Turkish economy grows 7.4 percent in first quarter of 2018, data shows
The Turkish economy expanded by 7.4 percent in the first quarter of this year compared with the same period last year, official data showed on June 11.
This was above estimates, which were at around 7 percent.
The three-month gross domestic product (GDP) at current prices climbed to around 792.7 billion Turkish Liras (nearly $207.5 billion), according to data from the Turkish Statistics Institute (TÜİK)
The total value-added services and industry rose by 10 percent and 8.8 percent, respectively, while the construction sector saw a 6.9 percent rise. The agricultural sector posted a 4.6 percent hike from January to March, compared to the same period in 2017.

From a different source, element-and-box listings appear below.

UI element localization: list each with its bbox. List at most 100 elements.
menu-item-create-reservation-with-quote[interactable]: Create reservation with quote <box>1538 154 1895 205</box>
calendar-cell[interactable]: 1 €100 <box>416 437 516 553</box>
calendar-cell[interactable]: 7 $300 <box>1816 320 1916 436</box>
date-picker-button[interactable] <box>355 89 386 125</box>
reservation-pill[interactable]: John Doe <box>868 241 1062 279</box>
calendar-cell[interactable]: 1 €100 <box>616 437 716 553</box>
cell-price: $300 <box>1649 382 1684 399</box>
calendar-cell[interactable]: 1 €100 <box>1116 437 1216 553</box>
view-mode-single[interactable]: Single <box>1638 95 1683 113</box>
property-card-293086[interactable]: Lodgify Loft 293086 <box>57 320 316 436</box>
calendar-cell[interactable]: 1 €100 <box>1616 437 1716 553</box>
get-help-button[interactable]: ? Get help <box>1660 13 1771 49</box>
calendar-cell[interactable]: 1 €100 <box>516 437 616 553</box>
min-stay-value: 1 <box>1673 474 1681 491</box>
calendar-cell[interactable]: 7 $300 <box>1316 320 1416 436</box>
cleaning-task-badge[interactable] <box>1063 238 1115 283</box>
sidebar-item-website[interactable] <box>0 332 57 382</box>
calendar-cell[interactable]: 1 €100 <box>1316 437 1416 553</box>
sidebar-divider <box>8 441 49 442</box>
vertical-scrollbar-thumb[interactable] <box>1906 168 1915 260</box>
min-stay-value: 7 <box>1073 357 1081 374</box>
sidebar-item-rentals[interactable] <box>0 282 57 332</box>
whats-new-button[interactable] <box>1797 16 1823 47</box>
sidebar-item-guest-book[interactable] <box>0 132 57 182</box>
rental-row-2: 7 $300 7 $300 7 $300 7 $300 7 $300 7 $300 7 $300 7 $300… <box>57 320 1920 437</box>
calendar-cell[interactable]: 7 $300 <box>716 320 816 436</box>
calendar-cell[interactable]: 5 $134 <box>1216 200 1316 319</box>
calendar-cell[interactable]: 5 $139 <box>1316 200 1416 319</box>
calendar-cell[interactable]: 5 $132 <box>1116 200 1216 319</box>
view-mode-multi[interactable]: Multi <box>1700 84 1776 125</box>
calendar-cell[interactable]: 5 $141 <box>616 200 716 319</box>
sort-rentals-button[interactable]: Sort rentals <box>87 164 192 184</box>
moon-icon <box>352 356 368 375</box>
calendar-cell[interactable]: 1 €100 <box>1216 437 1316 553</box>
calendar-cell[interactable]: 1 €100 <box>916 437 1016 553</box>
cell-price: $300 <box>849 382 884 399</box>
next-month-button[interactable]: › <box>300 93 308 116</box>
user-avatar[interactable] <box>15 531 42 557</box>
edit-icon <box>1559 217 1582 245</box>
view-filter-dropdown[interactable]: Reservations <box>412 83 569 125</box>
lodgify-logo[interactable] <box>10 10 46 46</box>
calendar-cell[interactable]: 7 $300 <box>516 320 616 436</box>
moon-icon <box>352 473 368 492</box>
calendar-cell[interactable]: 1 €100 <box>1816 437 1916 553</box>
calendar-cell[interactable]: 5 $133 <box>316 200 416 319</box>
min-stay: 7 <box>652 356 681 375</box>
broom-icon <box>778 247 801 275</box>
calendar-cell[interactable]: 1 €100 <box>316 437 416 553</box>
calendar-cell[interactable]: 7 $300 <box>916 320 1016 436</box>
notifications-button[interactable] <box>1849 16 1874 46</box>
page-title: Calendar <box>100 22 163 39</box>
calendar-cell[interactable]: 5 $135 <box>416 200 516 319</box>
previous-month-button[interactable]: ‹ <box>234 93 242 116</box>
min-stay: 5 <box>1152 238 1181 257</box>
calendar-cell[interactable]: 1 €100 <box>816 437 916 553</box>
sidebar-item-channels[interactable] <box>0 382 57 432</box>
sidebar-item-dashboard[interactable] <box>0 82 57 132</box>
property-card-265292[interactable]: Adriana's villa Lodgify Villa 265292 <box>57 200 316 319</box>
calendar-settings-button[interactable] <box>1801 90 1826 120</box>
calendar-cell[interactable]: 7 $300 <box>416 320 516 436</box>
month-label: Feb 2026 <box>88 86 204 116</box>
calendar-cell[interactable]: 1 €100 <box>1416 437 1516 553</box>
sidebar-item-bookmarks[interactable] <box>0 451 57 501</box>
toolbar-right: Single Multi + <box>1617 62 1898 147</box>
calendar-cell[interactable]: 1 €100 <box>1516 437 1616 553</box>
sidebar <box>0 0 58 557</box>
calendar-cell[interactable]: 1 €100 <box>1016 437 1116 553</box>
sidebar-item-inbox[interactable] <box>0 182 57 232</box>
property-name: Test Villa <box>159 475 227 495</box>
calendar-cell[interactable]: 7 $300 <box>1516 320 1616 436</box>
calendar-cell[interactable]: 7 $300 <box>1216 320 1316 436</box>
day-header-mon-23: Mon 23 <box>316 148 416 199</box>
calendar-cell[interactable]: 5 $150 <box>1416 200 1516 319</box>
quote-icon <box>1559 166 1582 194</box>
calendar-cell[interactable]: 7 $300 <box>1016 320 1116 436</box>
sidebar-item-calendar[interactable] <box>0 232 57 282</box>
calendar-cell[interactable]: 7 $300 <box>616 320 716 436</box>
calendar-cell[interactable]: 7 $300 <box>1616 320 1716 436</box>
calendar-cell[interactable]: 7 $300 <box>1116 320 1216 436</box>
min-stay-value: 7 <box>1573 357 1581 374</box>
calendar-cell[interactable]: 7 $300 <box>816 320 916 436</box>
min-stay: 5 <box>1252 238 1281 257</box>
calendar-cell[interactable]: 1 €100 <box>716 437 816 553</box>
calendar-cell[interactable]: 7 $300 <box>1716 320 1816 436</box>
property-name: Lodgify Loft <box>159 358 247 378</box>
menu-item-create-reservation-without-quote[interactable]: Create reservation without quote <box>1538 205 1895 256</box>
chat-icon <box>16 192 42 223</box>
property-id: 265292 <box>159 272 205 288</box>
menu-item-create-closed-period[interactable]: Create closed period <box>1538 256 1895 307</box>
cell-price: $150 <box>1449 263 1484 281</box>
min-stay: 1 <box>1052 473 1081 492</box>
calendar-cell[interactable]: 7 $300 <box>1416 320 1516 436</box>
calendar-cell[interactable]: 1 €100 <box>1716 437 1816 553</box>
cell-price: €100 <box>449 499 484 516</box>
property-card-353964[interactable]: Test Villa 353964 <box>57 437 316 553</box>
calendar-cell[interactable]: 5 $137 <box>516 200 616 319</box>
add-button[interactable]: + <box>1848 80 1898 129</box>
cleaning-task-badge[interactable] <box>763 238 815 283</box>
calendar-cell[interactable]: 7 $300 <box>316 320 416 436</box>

According to calculations by economists, the largest contribution to first quarter GDP growth came from private consumption by 6.7 points, followed by total investments by 2.3 points and public consumption by 0.5 points.
Muammer Kömürcüoğlu, an economist at İş Investment, said in a client note the strong first quarter data was not surprising.
“The point will be what the second quarter data would be. Preliminary indicators have shown that the economy would slow down in the second quarter,” he said, adding that their 2018 growth forecast was recently decreased from 5.5 percent to 4 percent.
The government praised the first quarter GDP growth.
Turkey continues to be one of the fastest growing countries in the world, President Recep Tayyip Erdoğan said on June 11.
“Turkey’s economy grew 7.4 percent in the first quarter of 2018. We are the first among OECD [Organization for Economic Cooperation and Development] countries and second among G-20 countries,” he said on his official Twitter account.
“We continue to be one of the fastest growing countries in the world,” he added.
“Despite the attacks on the economy and the games being played, we continue to grow strongly with strong macroeconomic fundamentals,” Erdoğan also said.
According to the TÜİK’s revised data, the country’s economy grew by 7.4 percent year-on-year last year, which was the highest annual growth rate since 2013. The growth was 3.2 percent in 2016.
The government is aiming for 5.5 percent annual economic growth through 2020 under its medium-term program.
A series of international organizations and rating agencies have recently warned Turkey of an overheating economy, citing risks, including an output gap, inflation well above target, and a wider current account deficit.